Frédéric Morellet roula dans les rues de Cholet jusqu’à un portail qui s’ouvrait dans un mur de clôture. Nous nous sommes enfilés entre des buissons de camélias en fleurs et nous avons surgi sur une terrasse de gravier blond devant une grande et belle maison à étage dont la façade percée de larges fenêtres était éclairée par le soleil de midi. Souriante, Danielle nous attendait devant la porte
— La petite fille du lac ! me dit-elle en guise de salut.
Je fus touchée par cette évocation de mon livre de souvenirs sur Nernier, comme si les décennies ne nous avaient pas véritablement séparés.
Je m’attendais à une très vieille femme.
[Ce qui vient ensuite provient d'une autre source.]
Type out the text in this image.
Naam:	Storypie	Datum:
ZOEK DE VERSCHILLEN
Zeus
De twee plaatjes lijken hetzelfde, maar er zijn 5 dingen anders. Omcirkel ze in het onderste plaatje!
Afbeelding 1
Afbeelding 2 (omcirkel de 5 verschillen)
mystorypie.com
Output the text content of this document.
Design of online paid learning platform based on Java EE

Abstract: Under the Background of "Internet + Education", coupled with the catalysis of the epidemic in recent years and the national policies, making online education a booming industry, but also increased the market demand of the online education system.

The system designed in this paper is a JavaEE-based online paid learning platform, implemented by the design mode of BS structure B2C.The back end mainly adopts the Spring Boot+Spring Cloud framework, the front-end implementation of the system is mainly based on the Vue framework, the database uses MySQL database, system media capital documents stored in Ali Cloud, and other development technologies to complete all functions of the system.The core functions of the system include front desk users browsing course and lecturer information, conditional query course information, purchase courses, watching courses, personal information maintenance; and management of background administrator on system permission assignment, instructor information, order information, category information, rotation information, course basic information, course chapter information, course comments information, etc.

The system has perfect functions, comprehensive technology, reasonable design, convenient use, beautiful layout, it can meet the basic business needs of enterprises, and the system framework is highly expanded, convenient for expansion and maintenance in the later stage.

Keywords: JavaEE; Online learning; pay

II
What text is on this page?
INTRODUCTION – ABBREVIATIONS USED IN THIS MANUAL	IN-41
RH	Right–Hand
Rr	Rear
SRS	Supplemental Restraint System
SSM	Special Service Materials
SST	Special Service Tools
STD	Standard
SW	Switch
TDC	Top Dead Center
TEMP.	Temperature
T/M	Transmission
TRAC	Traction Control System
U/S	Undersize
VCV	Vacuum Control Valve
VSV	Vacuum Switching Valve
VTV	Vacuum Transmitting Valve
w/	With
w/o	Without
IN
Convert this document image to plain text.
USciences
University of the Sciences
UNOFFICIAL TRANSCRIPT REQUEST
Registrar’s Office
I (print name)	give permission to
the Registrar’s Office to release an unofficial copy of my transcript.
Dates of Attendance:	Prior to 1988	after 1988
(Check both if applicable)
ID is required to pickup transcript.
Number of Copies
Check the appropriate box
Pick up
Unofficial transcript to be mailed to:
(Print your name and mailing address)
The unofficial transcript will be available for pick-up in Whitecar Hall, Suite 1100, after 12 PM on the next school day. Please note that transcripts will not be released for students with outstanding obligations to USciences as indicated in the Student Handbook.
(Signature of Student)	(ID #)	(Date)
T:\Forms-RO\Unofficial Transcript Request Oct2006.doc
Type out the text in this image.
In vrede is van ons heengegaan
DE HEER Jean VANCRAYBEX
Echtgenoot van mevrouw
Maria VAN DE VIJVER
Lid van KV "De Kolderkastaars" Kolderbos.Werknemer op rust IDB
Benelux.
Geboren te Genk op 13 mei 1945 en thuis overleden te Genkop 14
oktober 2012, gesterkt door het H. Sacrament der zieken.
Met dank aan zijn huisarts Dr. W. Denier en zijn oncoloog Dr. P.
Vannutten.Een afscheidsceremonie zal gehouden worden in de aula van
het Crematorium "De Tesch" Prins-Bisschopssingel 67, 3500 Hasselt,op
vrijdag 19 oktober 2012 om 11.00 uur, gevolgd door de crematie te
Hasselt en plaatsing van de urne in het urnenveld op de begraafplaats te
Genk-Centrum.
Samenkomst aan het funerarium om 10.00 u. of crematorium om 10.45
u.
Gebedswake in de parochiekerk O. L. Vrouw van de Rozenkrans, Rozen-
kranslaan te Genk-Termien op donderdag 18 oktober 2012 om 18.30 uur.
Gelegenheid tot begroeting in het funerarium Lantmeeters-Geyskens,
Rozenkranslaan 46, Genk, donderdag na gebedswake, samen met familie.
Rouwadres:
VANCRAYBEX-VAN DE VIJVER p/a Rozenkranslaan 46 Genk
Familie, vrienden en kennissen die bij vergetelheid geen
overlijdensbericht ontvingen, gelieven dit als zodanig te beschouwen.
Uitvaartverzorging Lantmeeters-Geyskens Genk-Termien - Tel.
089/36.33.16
Son visage sans ride, ses yeux vifs, noirs et perçants, ses cheveux blancs touffus coupés court en casque, sa frange lumineuse, sa posture décidée et élégante débordaient d’énergie, et je compris que la veuve de François Morellet avait résisté au temps. Elle paraissait quinze ans de moins que son âge.
Elle nous présenta un de ses neveux convié à déjeuner et nous nous sommes dirigés vers le salon. Le vestibule était déjà vaste, mais un appartement parisien aurait tenu à l’aise dans le salon. Le piano à queue y passait presque inaperçu. Sur plusieurs mètres le long d’un mur, en noir sur blanc, une œuvre minimaliste de son mari déroulait des traits verticaux avec légèreté, comme s’ils se courraient après. Nous avons pris place dans des canapés confortables tapissés de velours rouge, devant une vaste cheminée et une bibliothèque bourrée de livres. Comment décrire l’accueil chaleureux qui nous fut fait ? C’était comme si tonton Charles et son fils François étaient encore parmi nous, rieurs et amicaux. Et comment vous faire partager la finesse du repas qui suivit, confectionné avec les châtaignes et les kiwis du jardin.